Arms sale licences cannot be granted in the UK if there is a risk that weapons are used in contravention of international law.

Last year, the Court of Appeal ruled it was unlawful for the UK to sanction arms exports without assessing whether the war being waged by a Saudi-led coalition had broken international law.

Liz Truss, the trade secretary responsible for export controls, admitted two “inadvertent” breaches only months after the ruling – but an independent probe later cleared ministers of personal responsibility.

The rules also allow the continuation of arms sales under existing licences.

Polly Truscott, a foreign affairs expert at Amnesty International, urged Mr Raab to intervene for human rights activists, who faced pressure ahead of the G20 summit in Riyadh in November.

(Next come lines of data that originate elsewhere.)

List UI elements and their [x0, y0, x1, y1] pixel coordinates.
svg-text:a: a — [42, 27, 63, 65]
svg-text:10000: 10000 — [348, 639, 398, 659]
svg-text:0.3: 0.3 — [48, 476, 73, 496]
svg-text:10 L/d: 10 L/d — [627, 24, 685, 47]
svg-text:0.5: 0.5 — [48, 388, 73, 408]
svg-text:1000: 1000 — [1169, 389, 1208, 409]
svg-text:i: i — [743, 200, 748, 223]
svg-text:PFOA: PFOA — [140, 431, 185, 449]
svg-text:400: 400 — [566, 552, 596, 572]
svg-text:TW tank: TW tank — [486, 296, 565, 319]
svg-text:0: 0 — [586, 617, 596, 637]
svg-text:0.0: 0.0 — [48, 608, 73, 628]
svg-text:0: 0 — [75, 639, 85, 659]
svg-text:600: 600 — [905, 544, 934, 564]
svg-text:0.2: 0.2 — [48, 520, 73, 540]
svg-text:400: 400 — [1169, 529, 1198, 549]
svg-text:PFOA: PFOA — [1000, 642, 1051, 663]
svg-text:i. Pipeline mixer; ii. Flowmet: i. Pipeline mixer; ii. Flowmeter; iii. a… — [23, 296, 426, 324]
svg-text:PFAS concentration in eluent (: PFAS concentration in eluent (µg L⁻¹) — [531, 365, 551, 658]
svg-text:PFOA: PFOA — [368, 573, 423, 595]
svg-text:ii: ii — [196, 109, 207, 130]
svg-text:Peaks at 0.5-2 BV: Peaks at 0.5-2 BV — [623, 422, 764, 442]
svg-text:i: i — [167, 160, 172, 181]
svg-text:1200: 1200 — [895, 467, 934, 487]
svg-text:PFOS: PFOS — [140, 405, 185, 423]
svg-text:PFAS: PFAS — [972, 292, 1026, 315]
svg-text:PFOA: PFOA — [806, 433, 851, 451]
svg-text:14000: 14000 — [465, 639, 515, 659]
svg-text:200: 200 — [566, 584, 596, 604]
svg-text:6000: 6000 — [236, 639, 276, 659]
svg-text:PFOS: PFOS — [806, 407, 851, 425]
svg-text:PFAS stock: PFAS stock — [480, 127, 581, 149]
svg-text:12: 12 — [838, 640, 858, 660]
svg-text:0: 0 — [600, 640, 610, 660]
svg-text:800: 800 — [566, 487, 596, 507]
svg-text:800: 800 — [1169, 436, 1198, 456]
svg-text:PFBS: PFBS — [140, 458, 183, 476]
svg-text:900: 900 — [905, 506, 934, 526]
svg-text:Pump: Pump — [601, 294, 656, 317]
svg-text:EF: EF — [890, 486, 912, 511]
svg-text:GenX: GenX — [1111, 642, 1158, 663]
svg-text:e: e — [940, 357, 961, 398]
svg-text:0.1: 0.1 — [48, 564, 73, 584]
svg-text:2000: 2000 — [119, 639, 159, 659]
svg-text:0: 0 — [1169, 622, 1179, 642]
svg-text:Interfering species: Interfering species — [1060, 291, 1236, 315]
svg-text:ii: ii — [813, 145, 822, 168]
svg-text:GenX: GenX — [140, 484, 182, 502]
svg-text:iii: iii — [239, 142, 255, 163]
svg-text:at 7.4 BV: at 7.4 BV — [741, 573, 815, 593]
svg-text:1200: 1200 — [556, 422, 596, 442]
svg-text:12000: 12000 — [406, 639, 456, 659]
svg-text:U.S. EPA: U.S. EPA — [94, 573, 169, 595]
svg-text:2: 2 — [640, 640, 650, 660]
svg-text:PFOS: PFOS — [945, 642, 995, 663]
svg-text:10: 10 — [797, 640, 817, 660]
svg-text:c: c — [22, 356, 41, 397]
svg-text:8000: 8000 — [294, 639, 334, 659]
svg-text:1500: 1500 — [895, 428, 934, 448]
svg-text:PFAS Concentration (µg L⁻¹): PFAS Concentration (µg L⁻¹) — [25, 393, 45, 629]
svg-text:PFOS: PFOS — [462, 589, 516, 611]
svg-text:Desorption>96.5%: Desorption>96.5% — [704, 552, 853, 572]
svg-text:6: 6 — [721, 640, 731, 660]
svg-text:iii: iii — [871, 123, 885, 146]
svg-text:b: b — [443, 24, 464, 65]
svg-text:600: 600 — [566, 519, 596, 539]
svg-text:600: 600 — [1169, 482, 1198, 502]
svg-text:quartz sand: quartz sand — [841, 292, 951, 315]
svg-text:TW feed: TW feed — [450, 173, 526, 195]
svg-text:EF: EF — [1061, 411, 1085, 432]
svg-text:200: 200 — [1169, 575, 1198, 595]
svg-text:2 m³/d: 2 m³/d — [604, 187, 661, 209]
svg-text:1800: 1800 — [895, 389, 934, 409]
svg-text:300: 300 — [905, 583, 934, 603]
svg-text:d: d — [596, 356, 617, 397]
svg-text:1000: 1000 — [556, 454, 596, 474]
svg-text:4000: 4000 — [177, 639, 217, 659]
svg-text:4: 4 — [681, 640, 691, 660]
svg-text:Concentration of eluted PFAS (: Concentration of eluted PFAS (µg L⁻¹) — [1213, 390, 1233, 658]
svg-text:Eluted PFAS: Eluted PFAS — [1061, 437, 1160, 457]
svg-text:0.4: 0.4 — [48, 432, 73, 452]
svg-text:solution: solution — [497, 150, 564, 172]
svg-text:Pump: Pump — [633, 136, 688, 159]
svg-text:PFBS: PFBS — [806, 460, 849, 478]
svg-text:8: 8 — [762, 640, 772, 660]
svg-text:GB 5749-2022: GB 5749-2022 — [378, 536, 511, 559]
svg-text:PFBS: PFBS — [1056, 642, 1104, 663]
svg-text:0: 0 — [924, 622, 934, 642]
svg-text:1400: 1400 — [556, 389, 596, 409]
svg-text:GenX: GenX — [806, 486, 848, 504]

She said: “Mr Raab needs to be unequivocal in his call for the release of Loujain al-Hathloul [who defied the ban on women driving] and other brave women’s rights activists.

“Any discussion of the terrible situation in Yemen needs to confront the uncomfortable reality that Saudi Arabia and the UK are currently part of the problem – Saudi Arabia with its indiscriminate airstrikes on civilians, the UK with its arms sales to Riyadh.

“For years, ministers have soft-pedalled on Saudi human rights issues, largely in deference to supposed ‘strategic’ interests.

“It’s time for Mr Raab to insist that the Saudi authorities fix their abysmal human rights record.”

Mr Raab is due to spend two days in Saudi Arabia after visits to Oman and Turkey earlier this week.

Speaking ahead of his arrival, Mr Raab said: “Saudi Arabia is one of our closest trade partners and plays an important role in keeping Britain safe.

“As a valued partner, we have to work closely together to tackle the crisis in Yemen, terrorism and climate change as well as pursuing reform and engaging on human rights issues.”